Но пока Реновалес умывался, одевался, пока слуга помогал ему надеть пальто, в голове у него понемногу прояснилось, и, приложив немало усилий, он даже собрал ночные воспоминания вместе и решил, что это могла быть и она... Да, пожалуй, она. Теперь ему ясно вспомнилось, что и во сне он чувствовал запах, тот же, что окутывали его со вчерашнего дня, что полетел за ним в академию и сбивал его там, когда он читал речь, а потом понесся за ним на банкет и завис густым туманом между ним и Кончи, поэтому он хоть и смотрел на нее, но не видел.

Утренний воздух освежил голову художника, а необозримый пейзаж, открывающийся с холмов за Выставкой, мигом стер из его памяти ночные видения.
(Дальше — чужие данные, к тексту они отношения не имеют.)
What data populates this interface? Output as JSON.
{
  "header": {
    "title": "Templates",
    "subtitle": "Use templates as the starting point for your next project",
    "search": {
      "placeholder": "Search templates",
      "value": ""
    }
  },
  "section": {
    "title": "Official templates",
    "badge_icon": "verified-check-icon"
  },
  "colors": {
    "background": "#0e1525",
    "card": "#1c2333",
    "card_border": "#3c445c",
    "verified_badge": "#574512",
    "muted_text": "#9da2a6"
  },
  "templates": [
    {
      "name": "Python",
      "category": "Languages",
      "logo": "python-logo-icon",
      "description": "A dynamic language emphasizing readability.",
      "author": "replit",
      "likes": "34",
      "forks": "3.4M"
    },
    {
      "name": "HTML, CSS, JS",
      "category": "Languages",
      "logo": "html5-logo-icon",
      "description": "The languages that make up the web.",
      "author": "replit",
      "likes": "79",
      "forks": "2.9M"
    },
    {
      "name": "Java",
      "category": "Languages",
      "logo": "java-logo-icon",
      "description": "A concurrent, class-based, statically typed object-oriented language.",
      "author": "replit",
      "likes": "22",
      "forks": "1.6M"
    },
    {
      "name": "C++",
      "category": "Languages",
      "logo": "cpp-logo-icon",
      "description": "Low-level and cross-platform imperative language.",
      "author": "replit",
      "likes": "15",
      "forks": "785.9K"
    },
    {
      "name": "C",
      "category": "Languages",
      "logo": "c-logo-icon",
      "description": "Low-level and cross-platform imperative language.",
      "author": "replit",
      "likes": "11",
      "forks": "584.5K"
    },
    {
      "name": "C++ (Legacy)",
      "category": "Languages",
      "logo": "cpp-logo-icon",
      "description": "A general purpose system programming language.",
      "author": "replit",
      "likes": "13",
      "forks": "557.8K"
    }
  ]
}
Над небольшим плато вблизи ипподрома завывал ветер, срывающийся с горных вершин. Реновалес шел против ветра, и ему чудился шум далекого моря. На горизонте, над крышами красных домиков и над верхушками голых, как веники, зимних тополей, четко выделялась на синем небе блестящая гряда Гвадаррамських гор; над заснеженными гребнями поднимались высокие вершины, издали похожие на гигантские кристаллы соли. С противоположной стороны, в глубокой котловине, темнел шатер Мадрида; между черными крышами и зубчатыми башнями мерцала дымка, в которой далекие здания казались синими, как горы на горизонте.

Покрытое тщедушной редкой растительностью, испещренное оврагами с твердыми окаменелыми склонами, плато кое-где ярко сверкало в лучах солнца. Обломки изразцов, битая посуда, консервные банки мерцали и переливались, как драгоценные камни, рассыпанные между черными круглыми бусинками, устилающими землю там, где прошли стада овец.
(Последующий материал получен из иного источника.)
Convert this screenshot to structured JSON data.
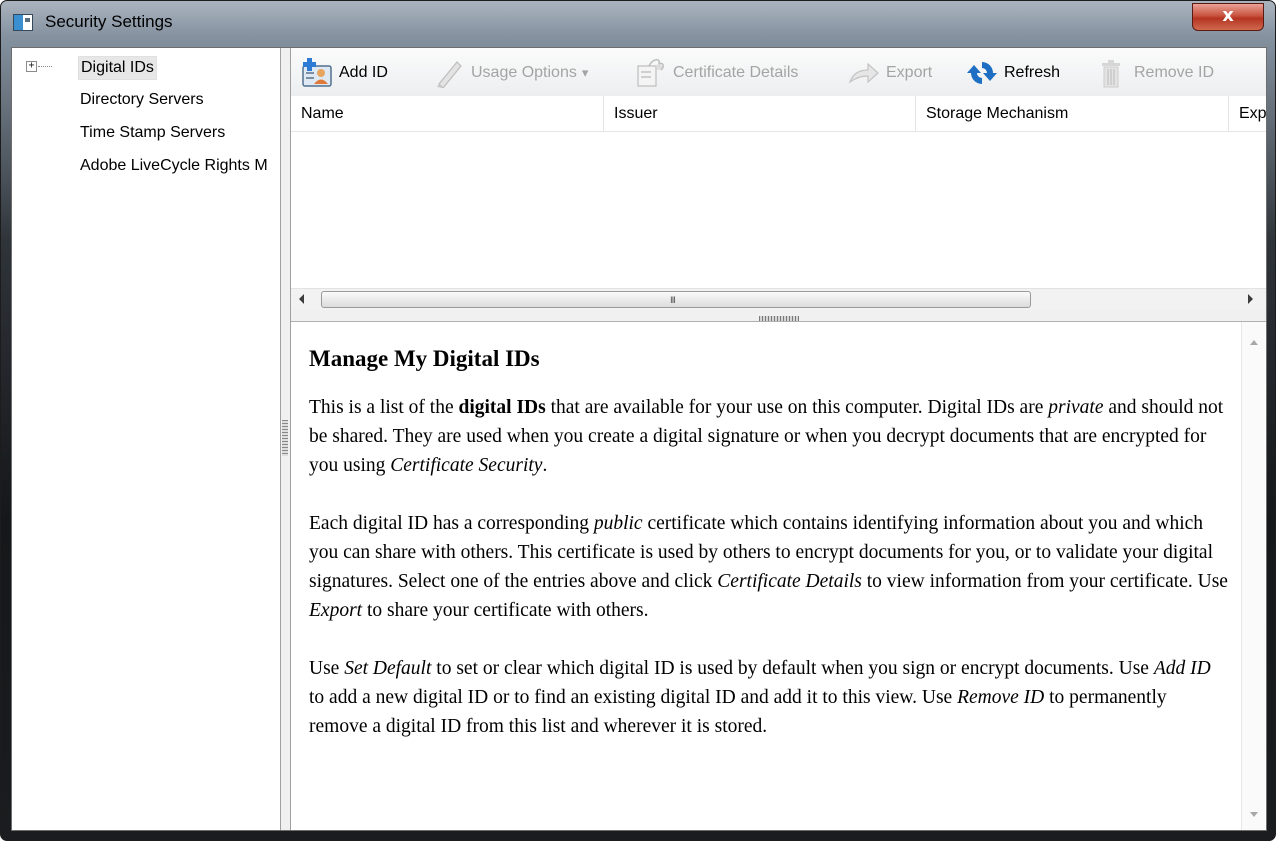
{
  "window": {
    "title": "Security Settings",
    "close_glyph": "x"
  },
  "tree": {
    "expander": "+",
    "items": [
      {
        "label": "Digital IDs",
        "selected": true
      },
      {
        "label": "Directory Servers"
      },
      {
        "label": "Time Stamp Servers"
      },
      {
        "label": "Adobe LiveCycle Rights M"
      }
    ]
  },
  "toolbar": {
    "add_id": "Add ID",
    "usage_options": "Usage Options",
    "usage_options_caret": "▾",
    "certificate_details": "Certificate Details",
    "export": "Export",
    "refresh": "Refresh",
    "remove_id": "Remove ID",
    "icons": {
      "add_id": "add-id-icon",
      "usage_options": "pen-icon",
      "certificate_details": "certificate-icon",
      "export": "export-arrow-icon",
      "refresh": "refresh-icon",
      "remove_id": "trash-icon"
    }
  },
  "list": {
    "columns": [
      "Name",
      "Issuer",
      "Storage Mechanism",
      "Exp"
    ],
    "rows": []
  },
  "hscroll": {
    "grip": "III"
  },
  "help": {
    "title": "Manage My Digital IDs",
    "p1": {
      "a": "This is a list of the ",
      "b": "digital IDs",
      "c": " that are available for your use on this computer. Digital IDs are ",
      "d": "private",
      "e": " and should not be shared. They are used when you create a digital signature or when you decrypt documents that are encrypted for you using ",
      "f": "Certificate Security",
      "g": "."
    },
    "p2": {
      "a": "Each digital ID has a corresponding ",
      "b": "public",
      "c": " certificate which contains identifying information about you and which you can share with others. This certificate is used by others to encrypt documents for you, or to validate your digital signatures. Select one of the entries above and click ",
      "d": "Certificate Details",
      "e": " to view information from your certificate. Use ",
      "f": "Export",
      "g": " to share your certificate with others."
    },
    "p3": {
      "a": "Use ",
      "b": "Set Default",
      "c": " to set or clear which digital ID is used by default when you sign or encrypt documents. Use ",
      "d": "Add ID",
      "e": " to add a new digital ID or to find an existing digital ID and add it to this view. Use ",
      "f": "Remove ID",
      "g": " to permanently remove a digital ID from this list and wherever it is stored."
    }
  },
  "colors": {
    "close_button": "#c8533f",
    "disabled_text": "#a4a4a4",
    "refresh_blue": "#1e6fc4"
  }
}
Реновалес теперь стоял за выставочным дворцом и некоторое время наблюдал за ним. Желтые стены с красным кирпичным орнаментом вверху едва виднелись из-за холмов, плоская цинковая крыша блестела, как поверхность спокойного озера, а посредине поднимала в небо свое черное брюхо огромная выпуклая баня, похожая на готовый взлететь аэростат. От одного крыла дворца доносилась духовая музыка, ритмичная мелодия, наподобие звучащей в цокоте лошадиных копыт, когда строем скачут кавалеристы, поднимающие облака пыли. Перед некоторыми дверями дворца поблескивали на сопке сабли и лакированные треугольные шляпы.

Художник улыбнулся. Построен этот дворец для художников, а поселились в нем жандармы. Искусство входило туда только раз в два года, вытесняя на какое-то время блюстителей порядка и их лошадей. Статуи выставлялись в залах, где пахло ячменем и солдатскими ботинками. Но это продолжалось недолго; вскоре маневры европейской культуры заканчивались, незваного гостя выгоняли, и в выставочном дворце оставалось только настоящее, только национальное: охранники данной богом власти со своими росинантами {57} , которые ежедневно появлялись на улицах Мадрида, охраняя священный покой этой клоаки.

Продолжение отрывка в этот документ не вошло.